Saturday 13 July 2024

Las Meninas by Diego Velazquez

 

Las Meninas (the ladies-in-waiting) by Diego Velazquez has become one of the most widely analysed works in Western painting and is moreover a 'painters' painting'. Its complex and enigmatic composition raises questions about reality and illusion, and it furthermore depicts an uncertain relationship between the viewer and figures depicted.


It depicts a room in the Royal Alazar of Madrid during the reign of Philip IV and presents nine figures, most identifiable from the Spanish court, captured in a particular moment as if in a snapshot. Five of the figures look out of the canvas towards the viewer or is it the royal couple, while four interact among themselves. The five-year-old Infanta Margaret Theresa is surrounded by her entourage of maids of honour, chaperone, bodyguard, two dwarfs and a dog. The large and lunging mastiff endures the taunting toes of a playful young dwarf, beside whom an older female dwarf gazes out at us, reinforcing the feeling that the painting is watching our every move as closely as we are watching it. Just behind them, Velazquez portrays himself working at a large canvas. Velazquez looks outwards beyond the pictorial space to where a viewer of the painting would stand. 


In the background there is a mirror that reflects the upper bodies and heads of two figures identified from other paintings as King Philip IV and Queen Mariana. The most common assumption is that the reflection shows the couple in the pose they are holding for Velazquez as he paints them. The king and queen are supposedly 'outside' the painting, yet their reflection in the mirror also places them 'inside' the pictorial space. They appear to be placed outside the picture space in a position similar to that of the viewer, although some scholars have speculated that their image is a reflection from the painting Velzquez is shown working on.


Through an open door in the back of the painting, a hazily articulated figure, the queen's chamberlain, is departing the realm of the painting, but not before pausing to glance back at us, as if anxious that we might be following him to the unknown that lies beyond. 

It is these last two aspects of the work - the open doorway through which the chamberlain is endlessly exiting to an elsewhere outside the consciousness of the canvas, and the gauzy shimmer of the royal countenances in the ghostly glass of the mirror - that have provoked observers of the painting to suspect that there is more at play than meets the eye.

The absent presence of the king and queen (who are simultaneously in the painting but not in the scene) forces us to conclude that this is as much a philosophical work about the substance of substance and the hereness of here, as it is a fleeting freeze-frame of lively palace life. The riddle of their reflection ensures we are not passive onlookers but actively seek to understand where in the world they are. Does the mirror position them where we are, on the outside looking, the very subjects of a portrait that Velazquez is at some stage of beginning or finishing? Or is the mirror revealing what is already on that large canvas whose back is turned to us: an imaginary reflection of the surface of an imaginary painting that portrays figures whose imaginary whereabouts we can only imagine?

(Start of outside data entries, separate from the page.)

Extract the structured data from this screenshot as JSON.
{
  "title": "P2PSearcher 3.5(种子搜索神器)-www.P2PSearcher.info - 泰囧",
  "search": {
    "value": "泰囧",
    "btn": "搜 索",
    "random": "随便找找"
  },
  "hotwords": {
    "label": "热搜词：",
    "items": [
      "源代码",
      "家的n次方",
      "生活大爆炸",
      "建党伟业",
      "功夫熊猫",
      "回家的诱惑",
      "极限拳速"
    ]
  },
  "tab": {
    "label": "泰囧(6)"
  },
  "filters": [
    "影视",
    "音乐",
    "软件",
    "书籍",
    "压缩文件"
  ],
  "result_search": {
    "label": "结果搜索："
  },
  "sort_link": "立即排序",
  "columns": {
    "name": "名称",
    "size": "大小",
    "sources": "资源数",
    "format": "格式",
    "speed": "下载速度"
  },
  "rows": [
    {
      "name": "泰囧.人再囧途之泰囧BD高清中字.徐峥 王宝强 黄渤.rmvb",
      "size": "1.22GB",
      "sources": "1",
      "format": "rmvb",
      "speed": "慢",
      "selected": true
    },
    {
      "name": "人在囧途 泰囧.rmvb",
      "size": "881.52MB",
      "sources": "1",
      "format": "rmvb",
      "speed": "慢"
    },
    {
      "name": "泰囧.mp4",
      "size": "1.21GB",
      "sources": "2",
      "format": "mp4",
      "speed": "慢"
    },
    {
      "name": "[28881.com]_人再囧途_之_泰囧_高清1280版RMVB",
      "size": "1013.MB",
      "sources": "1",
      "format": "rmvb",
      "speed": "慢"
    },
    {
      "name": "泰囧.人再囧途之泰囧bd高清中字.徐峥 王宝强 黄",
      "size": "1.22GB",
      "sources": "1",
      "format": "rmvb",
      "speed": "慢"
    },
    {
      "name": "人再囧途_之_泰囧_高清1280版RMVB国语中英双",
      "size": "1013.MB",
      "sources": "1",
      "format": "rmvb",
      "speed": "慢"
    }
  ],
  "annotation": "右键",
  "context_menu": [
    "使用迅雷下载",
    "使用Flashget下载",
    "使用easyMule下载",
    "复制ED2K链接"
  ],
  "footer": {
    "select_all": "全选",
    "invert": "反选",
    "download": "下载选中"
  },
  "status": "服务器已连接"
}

A dizzying riddle of a painting, Las Meninas plays tug of war with our mind. On the one hand, the canvas' perspective lines converge to a vanishing point within the open doorway, pulling our gaze through the work. On the other hand, the rebounding glare of the mirror bounces our attention back out of the painting to ponder the plausible position of royal spectres whose vague visages haunt the work. We are constantly dragged into and out of the painting as the here-and-now of the shaodwy chamber depicted by Velazques becomes a strangely elastic dimension that is both transient and eternal - a realm at once palpably real and mistily imaginary.

Laura Cumming reflect on Las Meninas' remarkable ability to present 'such a precise vision of reality' while at the same time remaining 'so open a mystery. The knowledge that all this is achieved by brushstrokes, that these are only painted figments, does not weaken the illusion so much as deepen the enchantment. The whole surface of Las Meninas feels alive to our presence'. Cummings' eloquent assessment of the painting's uncanny power, with its carefully chosen language of 'mystery', 'illusion', and 'enchantment', captures perfectly the almost psychotropic effect Velaszuquez' imagery has on us - the trance-like state into which the painting has lured generation after generation. Cuming could almost be describing a hallucination or a mystical vision rather than a painting.

Foucault analysed the conscious artifice of the painting, highlighting the complex network of visual relationships between painter, subject-model and viewer: 'We are looking at a picture in which the painter is in turn looking out at us. A mere confrontation, eyes catching one another's glance, direct looks superimposing themselves upon one another as they cross. And yet this slender line of reciprocal visility embraces a complex network of uncertainties, exchanges and feints. The painter is turning his eyes towards us only in so far as we happen to occupy the same position as his subject'.

For Foucault, Las Meninas illustrates the first signs of a new episteme, or way of thinking. It represents a midpoint between what he sees as the two 'great discontinuities' in European thought, the classical and the modern: 'Perhaps there exists, in this painting by Velazquez, the representation as it were of Classical representation, and the definition of the space it opens up to us... representation, freed finally from the relation that was impeding it, can offer itself as representation in its pure form'.